The withdrawal period is tough, but you just have to power through it, knowing there is light at the other end. Once you've broken the craving cycle, life is much brighter and more wonderful. You start seeing things you couldn't see before. New colors! In the case of nicotine, you start BREATHING again like you couldn't breathe before. It's a whole new world!

Without caffeine, I may feel good or bad throughout the day. These are my moods, and I live with them, but on the whole I feel a greater proportion of good than I did when I was addicted. These days I can feel great all day long, which just isn't possible when you depend on the drug for your mood.

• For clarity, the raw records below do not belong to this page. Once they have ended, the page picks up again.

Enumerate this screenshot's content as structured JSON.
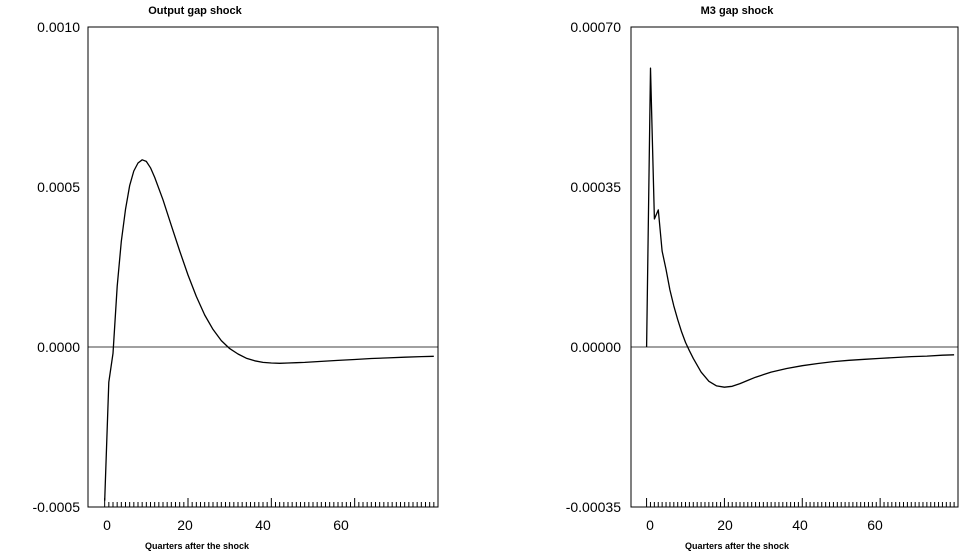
{
  "chart_data": [
    {
      "type": "line",
      "title": "Output gap shock",
      "xlabel": "Quarters after the shock",
      "ylabel": "",
      "xlim": [
        -4,
        80
      ],
      "ylim": [
        -0.0005,
        0.001
      ],
      "xticks": [
        0,
        20,
        40,
        60
      ],
      "xtick_labels": [
        "0",
        "20",
        "40",
        "60"
      ],
      "yticks": [
        -0.0005,
        0.0,
        0.0005,
        0.001
      ],
      "ytick_labels": [
        "-0.0005",
        "0.0000",
        "0.0005",
        "0.0010"
      ],
      "series": [
        {
          "x": [
            0,
            1,
            2,
            3,
            4,
            5,
            6,
            7,
            8,
            9,
            10,
            11,
            12,
            14,
            16,
            18,
            20,
            22,
            24,
            26,
            28,
            30,
            32,
            34,
            36,
            38,
            40,
            42,
            44,
            46,
            48,
            52,
            56,
            60,
            64,
            68,
            72,
            76,
            79
          ],
          "values": [
            -0.00048,
            -0.00011,
            -2e-05,
            0.00019,
            0.00033,
            0.00043,
            0.000505,
            0.00055,
            0.000575,
            0.000585,
            0.00058,
            0.00056,
            0.00053,
            0.00046,
            0.00038,
            0.0003,
            0.000225,
            0.000158,
            0.0001,
            5.5e-05,
            2e-05,
            -5e-06,
            -2.2e-05,
            -3.5e-05,
            -4.3e-05,
            -4.8e-05,
            -5e-05,
            -5.1e-05,
            -5e-05,
            -4.9e-05,
            -4.8e-05,
            -4.5e-05,
            -4.2e-05,
            -3.9e-05,
            -3.6e-05,
            -3.4e-05,
            -3.2e-05,
            -3e-05,
            -2.9e-05
          ]
        }
      ]
    },
    {
      "type": "line",
      "title": "M3 gap shock",
      "xlabel": "Quarters after the shock",
      "ylabel": "",
      "xlim": [
        -4,
        80
      ],
      "ylim": [
        -0.00035,
        0.0007
      ],
      "xticks": [
        0,
        20,
        40,
        60
      ],
      "xtick_labels": [
        "0",
        "20",
        "40",
        "60"
      ],
      "yticks": [
        -0.00035,
        0.0,
        0.00035,
        0.0007
      ],
      "ytick_labels": [
        "-0.00035",
        "0.00000",
        "0.00035",
        "0.00070"
      ],
      "series": [
        {
          "x": [
            0,
            1,
            2,
            3,
            4,
            5,
            6,
            7,
            8,
            9,
            10,
            11,
            12,
            14,
            16,
            18,
            20,
            22,
            24,
            26,
            28,
            32,
            36,
            40,
            44,
            48,
            52,
            56,
            60,
            64,
            68,
            72,
            76,
            79
          ],
          "values": [
            0.0,
            0.00061,
            0.00028,
            0.0003,
            0.00021,
            0.00017,
            0.000125,
            9e-05,
            6e-05,
            3.3e-05,
            1e-05,
            -8e-06,
            -2.5e-05,
            -5.5e-05,
            -7.5e-05,
            -8.5e-05,
            -8.8e-05,
            -8.6e-05,
            -8e-05,
            -7.3e-05,
            -6.6e-05,
            -5.5e-05,
            -4.7e-05,
            -4.1e-05,
            -3.6e-05,
            -3.2e-05,
            -2.9e-05,
            -2.7e-05,
            -2.5e-05,
            -2.3e-05,
            -2.1e-05,
            -2e-05,
            -1.8e-05,
            -1.7e-05
          ]
        }
      ]
    }
  ]
}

And I can go all day long without peeing! It's pretty amazing! What most people interpret as "thirst" is usually just caffeine craving, which pumps way more liquid into your body than it needs. Without caffeine, the body is much better at regulating its water content. It calls you to the drinking fountain only when real dehydration in imminent, and then water is all you need. When you sweat, you need more water, and when you're not sweating you need less, and your body uses real thirst signals to tell you what it needs.

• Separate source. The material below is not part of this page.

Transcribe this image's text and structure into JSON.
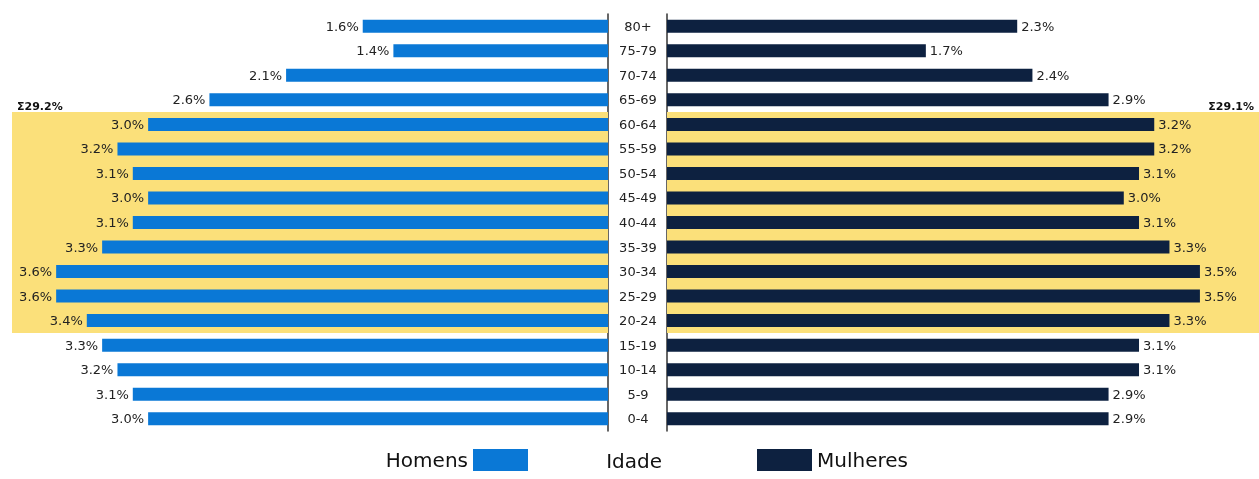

I know I'm not out of the woods. I understand how you are always a "recovering" addict, never a "cured" one, because with just a little bit of stress, you can easily slip back into your old habits. In my case, my old bad habits were never that bad. At the peak of my addiction in the 1990s, I was going through a half-dozen cans of Mountain Dew every day (roughly the same caffeine as coffee). I was never a menace to society, and it never significantly damaged my ability to function. I have kicked the caffeine habit many times before but relapsed, and I am doing it now mostly to prove to myself that it can be done permanently. With that self-confidence under my belt, I can move on to other bad habits.

I can't quit alcohol, nicotine or gambling, because I never had the slightest interest in them. As a kid, I had a severe TV addiction, but now I can't tolerate more than a few seconds of it. So what is there left? I can always lose weight and eat a healthier diet. And there are always activities I find myself doing instead of more productive one. Do I need to be doing so much traveling or taking so many photos. Here, the "addiction" aspect gets murky, but I need to know that when I recognize a behavior is dysfunctional, I can change it quickly.

I am quitting caffeine to practice the art of quitting, to prove to myself that I am not weak or a victim of my impulses. I control my own moods and behavior. No outside agent can do it for me.

I reserve the right to feel moody and dysphoric, as long as the feeling is authentic and my own. Then I can deal with it on an honest and sustainable basis.